Eur. Phys. J. Special Topics 229, 1083-1093 (2020)
https://doi.org/10.1140/epjst/e2020-900177-6

Regular Article

A fractional map with hidden attractors: chaos and control

¹ Laboratory of dynamical systems and control, University Larbi Ben M’hidi, Oum El Bouaghi, Algeria
² Laboratory of Mathematics, Informatics and Systems (LAMIS), University of Laarbi Tebessi, Tebessa 12002, Algeria
³ College of Humanities and Sciences, Ajman University, Ajman, UAE
⁴ Department of Mathematics, College of Sciences and Arts, Qassim University, Al-Rass, Buraydah, Kingdom of Saudi Arabia
⁵ Laboratory of Fundamental and Applied Mathematics of Oran (LMFAO) University of Oran 1, Ahmed Benbella, Oran, Algeria
⁶ Modeling Evolutionary Algorithms Simulation and Artificial Intelligent, Faculty of Electrical & Electronics Engineering, Ton Duc Thang University, Ho Chi Minh City, Vietnam
⁷ College of Engineering, Prince Sultan University, Riyadh, Kingdom of Saudi Arabia
⁸ Faculty of Computers and Artificial Intelligence, Benha University, Benha, Egypt

^a e-mail: kamina_aicha@yahoo.fr

Received: 25 August 2019
Received in final form: 2 October 2019
Published online: 26 March 2020

Abstract

This paper studies the dynamics of a new fractional-order map with no fixed points.
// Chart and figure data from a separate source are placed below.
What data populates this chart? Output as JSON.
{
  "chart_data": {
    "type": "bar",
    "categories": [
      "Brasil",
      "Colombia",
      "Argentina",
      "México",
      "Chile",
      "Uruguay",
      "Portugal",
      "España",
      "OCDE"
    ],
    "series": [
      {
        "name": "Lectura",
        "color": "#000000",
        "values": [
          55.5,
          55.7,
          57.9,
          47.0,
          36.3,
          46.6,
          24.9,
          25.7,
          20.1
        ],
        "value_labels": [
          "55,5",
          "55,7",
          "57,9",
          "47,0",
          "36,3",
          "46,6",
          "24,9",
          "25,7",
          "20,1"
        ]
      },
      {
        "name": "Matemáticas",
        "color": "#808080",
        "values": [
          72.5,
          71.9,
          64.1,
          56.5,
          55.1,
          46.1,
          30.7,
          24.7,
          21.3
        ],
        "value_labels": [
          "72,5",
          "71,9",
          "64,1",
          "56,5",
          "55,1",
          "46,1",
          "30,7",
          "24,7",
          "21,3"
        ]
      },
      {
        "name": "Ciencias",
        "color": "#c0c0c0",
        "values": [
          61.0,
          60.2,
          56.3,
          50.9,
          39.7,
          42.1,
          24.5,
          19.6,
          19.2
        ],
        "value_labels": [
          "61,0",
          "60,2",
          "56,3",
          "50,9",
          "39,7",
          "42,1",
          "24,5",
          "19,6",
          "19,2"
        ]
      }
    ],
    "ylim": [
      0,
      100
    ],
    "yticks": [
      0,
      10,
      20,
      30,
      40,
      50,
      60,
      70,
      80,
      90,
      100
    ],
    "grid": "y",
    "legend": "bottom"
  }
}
Through phase plots, bifurcation diagrams, largest Lyapunov exponent, it is shown that the proposed fractional map exhibit chaotic and periodic behavior. New Hidden chaotic attractors are observed, and transient state is found to exist. Complexity of the new map is also analyzed by employing approximate entropy. Results, show that the fractional map without fixed point have high complexity for certain fractional order. In addition, a control scheme is introduced. The controllers stabilize the states of the fractional map and ensure their convergence to zero asymptotically. Numerical results are used to verify the findings.